Education advocates and legislators, however, have been critical of her handling of education policy issues during the pandemic. Education activists have said she has been a weak leader who failed to give school system leaders clear direction, and has not ensured that all school children in the state — particularly those with disabilities or without internet — are given an education this fall.

The Maryland State Department of Education provided The Sun with the amendment to Salmon’s 2016 contract more than a month after The Sun requested it. Superintendent contracts are public information, and local school systems routinely provide the public with superintendent contract details within hours after they are signed.

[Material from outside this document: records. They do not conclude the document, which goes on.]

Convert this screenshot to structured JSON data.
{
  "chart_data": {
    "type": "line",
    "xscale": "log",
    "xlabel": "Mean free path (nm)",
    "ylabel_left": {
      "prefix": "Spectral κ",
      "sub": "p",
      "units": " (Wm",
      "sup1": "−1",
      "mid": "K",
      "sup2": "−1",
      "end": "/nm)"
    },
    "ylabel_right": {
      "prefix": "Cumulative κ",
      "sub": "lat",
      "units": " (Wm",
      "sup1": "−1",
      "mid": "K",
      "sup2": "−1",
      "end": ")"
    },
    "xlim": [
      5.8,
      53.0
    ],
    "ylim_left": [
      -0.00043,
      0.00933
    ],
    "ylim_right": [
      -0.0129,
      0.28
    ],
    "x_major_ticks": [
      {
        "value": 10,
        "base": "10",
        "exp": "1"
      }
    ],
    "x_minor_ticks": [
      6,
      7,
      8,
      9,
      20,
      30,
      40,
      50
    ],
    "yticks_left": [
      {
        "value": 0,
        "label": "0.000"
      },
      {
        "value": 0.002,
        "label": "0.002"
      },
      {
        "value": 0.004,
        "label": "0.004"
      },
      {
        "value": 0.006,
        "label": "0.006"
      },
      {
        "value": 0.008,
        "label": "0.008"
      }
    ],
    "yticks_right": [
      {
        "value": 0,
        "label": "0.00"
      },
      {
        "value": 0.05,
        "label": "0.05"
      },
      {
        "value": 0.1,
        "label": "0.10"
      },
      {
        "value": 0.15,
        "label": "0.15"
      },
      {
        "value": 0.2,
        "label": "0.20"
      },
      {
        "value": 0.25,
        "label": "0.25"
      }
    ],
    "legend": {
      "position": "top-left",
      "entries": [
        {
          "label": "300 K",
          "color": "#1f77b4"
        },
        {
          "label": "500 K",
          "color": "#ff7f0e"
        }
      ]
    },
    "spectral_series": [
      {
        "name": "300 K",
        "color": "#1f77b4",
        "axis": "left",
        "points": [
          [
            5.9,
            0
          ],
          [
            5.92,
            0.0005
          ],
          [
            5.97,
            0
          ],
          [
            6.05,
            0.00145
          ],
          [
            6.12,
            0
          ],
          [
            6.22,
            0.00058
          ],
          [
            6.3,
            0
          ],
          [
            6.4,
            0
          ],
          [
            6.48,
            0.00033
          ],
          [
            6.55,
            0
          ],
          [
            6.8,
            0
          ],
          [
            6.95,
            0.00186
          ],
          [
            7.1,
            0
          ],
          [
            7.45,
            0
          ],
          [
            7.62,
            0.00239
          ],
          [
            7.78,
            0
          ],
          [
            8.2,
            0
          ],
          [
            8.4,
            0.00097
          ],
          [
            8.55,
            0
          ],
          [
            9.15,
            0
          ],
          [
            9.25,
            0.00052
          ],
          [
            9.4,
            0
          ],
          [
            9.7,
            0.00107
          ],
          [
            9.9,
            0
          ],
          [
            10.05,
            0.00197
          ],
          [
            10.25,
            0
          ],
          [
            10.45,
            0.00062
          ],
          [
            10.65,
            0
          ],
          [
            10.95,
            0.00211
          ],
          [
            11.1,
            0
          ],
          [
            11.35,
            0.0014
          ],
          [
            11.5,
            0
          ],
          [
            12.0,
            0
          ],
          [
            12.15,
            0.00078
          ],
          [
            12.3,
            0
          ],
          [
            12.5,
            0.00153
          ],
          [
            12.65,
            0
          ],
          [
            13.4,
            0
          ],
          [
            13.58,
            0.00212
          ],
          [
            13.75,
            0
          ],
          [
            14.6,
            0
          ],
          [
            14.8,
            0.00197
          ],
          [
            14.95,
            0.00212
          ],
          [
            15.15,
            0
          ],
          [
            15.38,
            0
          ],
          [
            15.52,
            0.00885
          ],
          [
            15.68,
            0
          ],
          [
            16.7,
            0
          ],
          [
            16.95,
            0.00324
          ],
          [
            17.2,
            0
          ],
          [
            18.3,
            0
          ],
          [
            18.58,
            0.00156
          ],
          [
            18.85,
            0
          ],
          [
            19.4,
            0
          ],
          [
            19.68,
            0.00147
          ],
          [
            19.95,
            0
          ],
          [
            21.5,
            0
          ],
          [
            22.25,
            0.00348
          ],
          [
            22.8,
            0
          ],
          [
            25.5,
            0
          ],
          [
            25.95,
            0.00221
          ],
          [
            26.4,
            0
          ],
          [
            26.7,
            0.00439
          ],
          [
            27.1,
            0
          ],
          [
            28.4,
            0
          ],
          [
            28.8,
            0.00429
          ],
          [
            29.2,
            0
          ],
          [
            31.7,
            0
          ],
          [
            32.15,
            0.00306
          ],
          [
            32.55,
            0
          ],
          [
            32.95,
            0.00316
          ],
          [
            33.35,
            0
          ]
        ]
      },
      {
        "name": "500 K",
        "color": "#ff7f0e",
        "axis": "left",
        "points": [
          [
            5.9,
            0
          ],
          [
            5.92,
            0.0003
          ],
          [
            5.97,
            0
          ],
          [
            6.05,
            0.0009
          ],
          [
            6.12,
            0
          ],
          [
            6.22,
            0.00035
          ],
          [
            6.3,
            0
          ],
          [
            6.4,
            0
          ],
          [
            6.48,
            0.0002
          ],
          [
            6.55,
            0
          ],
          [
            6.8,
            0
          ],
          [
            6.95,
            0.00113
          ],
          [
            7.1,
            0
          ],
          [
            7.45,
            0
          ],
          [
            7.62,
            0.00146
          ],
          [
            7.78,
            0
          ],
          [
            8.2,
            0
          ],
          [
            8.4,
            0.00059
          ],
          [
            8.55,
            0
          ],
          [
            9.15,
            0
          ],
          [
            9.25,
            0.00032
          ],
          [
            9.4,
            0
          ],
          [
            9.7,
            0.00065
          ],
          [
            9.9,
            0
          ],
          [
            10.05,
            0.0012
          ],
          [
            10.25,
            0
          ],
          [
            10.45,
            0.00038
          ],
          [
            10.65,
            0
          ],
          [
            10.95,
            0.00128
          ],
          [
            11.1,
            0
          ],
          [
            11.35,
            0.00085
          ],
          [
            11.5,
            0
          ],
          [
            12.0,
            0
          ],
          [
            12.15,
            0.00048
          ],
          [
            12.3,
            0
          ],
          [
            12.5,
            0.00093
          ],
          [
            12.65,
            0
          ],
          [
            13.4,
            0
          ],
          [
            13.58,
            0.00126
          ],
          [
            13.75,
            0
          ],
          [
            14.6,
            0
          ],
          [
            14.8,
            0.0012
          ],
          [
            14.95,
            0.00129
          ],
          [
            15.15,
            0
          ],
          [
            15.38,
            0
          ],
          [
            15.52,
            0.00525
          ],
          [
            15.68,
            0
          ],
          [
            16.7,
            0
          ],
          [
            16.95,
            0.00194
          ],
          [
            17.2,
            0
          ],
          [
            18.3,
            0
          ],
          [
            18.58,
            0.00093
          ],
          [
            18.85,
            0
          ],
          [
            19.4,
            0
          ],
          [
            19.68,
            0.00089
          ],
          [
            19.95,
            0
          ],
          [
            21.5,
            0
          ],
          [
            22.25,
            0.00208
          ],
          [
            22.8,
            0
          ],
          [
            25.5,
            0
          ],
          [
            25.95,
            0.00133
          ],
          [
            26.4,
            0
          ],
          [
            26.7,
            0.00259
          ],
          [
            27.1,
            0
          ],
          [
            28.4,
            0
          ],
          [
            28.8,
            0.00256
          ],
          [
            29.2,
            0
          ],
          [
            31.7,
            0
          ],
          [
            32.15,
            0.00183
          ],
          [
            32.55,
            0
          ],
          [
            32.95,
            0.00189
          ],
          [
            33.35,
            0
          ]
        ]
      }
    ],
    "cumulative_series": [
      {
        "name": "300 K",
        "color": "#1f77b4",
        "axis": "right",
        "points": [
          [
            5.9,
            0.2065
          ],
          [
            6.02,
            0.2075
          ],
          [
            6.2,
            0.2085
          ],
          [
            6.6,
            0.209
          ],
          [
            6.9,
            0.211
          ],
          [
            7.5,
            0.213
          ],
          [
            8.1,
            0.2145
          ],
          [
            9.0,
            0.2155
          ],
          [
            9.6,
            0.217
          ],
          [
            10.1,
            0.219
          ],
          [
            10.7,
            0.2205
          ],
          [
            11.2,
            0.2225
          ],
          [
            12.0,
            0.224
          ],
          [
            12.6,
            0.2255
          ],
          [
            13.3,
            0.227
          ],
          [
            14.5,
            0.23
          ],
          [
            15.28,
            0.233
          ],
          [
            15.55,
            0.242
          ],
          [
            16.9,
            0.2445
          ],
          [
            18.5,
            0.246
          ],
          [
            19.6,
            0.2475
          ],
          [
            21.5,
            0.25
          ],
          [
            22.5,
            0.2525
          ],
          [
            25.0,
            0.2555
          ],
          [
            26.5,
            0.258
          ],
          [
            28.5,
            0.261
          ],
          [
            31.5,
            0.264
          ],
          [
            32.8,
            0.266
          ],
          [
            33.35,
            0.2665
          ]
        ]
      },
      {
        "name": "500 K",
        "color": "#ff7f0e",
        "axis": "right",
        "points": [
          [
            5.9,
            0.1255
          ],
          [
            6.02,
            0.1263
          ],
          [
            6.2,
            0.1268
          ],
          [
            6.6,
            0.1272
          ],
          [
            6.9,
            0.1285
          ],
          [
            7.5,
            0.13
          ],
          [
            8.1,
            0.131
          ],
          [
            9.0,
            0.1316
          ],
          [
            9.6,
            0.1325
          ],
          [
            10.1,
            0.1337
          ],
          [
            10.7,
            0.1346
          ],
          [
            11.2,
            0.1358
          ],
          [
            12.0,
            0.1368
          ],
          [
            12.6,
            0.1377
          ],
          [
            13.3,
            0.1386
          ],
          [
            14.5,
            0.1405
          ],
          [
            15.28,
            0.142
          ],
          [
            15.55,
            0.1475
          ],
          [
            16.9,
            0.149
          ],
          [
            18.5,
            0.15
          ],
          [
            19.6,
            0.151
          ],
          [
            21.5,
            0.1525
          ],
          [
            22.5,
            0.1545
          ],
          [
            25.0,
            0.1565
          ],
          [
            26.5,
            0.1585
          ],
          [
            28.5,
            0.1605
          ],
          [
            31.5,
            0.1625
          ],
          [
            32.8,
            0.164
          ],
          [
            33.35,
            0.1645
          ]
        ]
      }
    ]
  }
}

After MSDE waited weeks to turn over the document, The Sun asked for help from Maryland’s Public Access Ombudsman’s office. A week after the Ombudsman’s office initiated contact with the department, the department provided a portion of the request.

In Maryland, school superintendent contracts are prescribed in law as four-year terms. Superintendents must inform their boards by late fall if they will seek another term. Last fall, Sumpter said Salmon had done “a tremendous job” and likely would have received a second contract if she had requested it by Dec. 1.

When she arrived in 2016 after serving as Talbot County’s superintendent, Salmon was the fourth person in five years to hold the state superintendent position.